Another trip was to Maras.  A town in the Sacred Valley that has naturally occurring salt.  Hundreds of evaporation ponds, started by the Incas, produce well known Peruvian salt. 

Here I am overlooking the Ollantaytambo Valley and the "granaries" where it is believed that the Incas stored food.

Zach, being a "water guy" was mesmerized by the ingenious Incan water ways which are still in use today.  This llama was particularly happy for the Incan invention, as he drank from the hand built rock fountain during this sunny day.

And for the big moment....Machu Picchu!  Just. Unbelievable. 

Llamas mow the grass on the Inca laid terraces.

We hiked Machu Picchu Mountain which reins over the ruins.  A near 2 hour hike up crazy steep 10,000 ft peak.  The downside to traveling during the rainy season....typically the view from this peak is a mind blowing 360 degree spectacle.  We saw nothing but dense fog and lots of flowering plants. Maybe it was better the fog hid the cliff faces, I might have been terrified.

This is Sacsayhuaman, a ruin in Cusco.  I have focused this blog mostly on the plant and ag side of our trip, but I have to show you how incredibly amazing the Inca stonework is.  Not only in its precision (no mortar used) but also the sheer vastness of these rocks which weigh over 360 tons each and are stacked on top. of. each. other!!!!!!!!!

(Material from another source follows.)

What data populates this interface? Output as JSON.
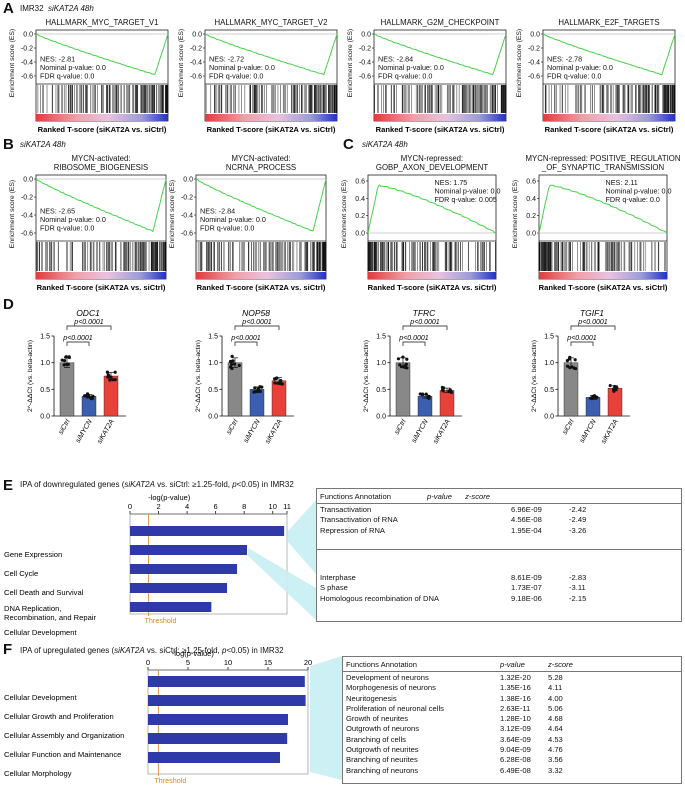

The last part of my trip was spent in Lima.  I visited a college roommate whose husband works at the International Potato Center.  They maintain the largest gene bank of potatoes and sweet potatoes.  Not only does this center save seed potatoes so varieties will never be lost, but they also focus on ensuring agricultural production in developing countries and they are currently researching if it is possible to grow potatoes on Mars.  

There are several potato varieties found in Peru.  They may not all taste good, but they all are important to food security. Each variety carries a trait which may be pertinent to cultivating a new/better preforming variety.  It takes ten years to grow, test and hybridize a plant to perfection. 

The center has several methods of preserving potato diversity. One is in thousands of sterile test tubes, called In Vitro Conservation.  Each plant can only survive in its tube for two years, so scientists are perpetually dividing and retubing plants to keep them alive.  Another, more recent discovery, is Cryopreservation.  In this method, plant tips are frozen, suspended in a tissue protecting solution and kept frozen. This method not only takes up much less space and time, but the tissue can be kept frozen indefinitely with no harm to the plants' vitality. 

Photo of current day potato harvest in the Sacred Valley.

Papa Arariwa, the Protector of Potatoes.  He, along with Pachamama, the Andean earth mother, protect this Sacred country full of agricultural riches, deep traditions and beautiful peoples.  I am grateful to have made the trip.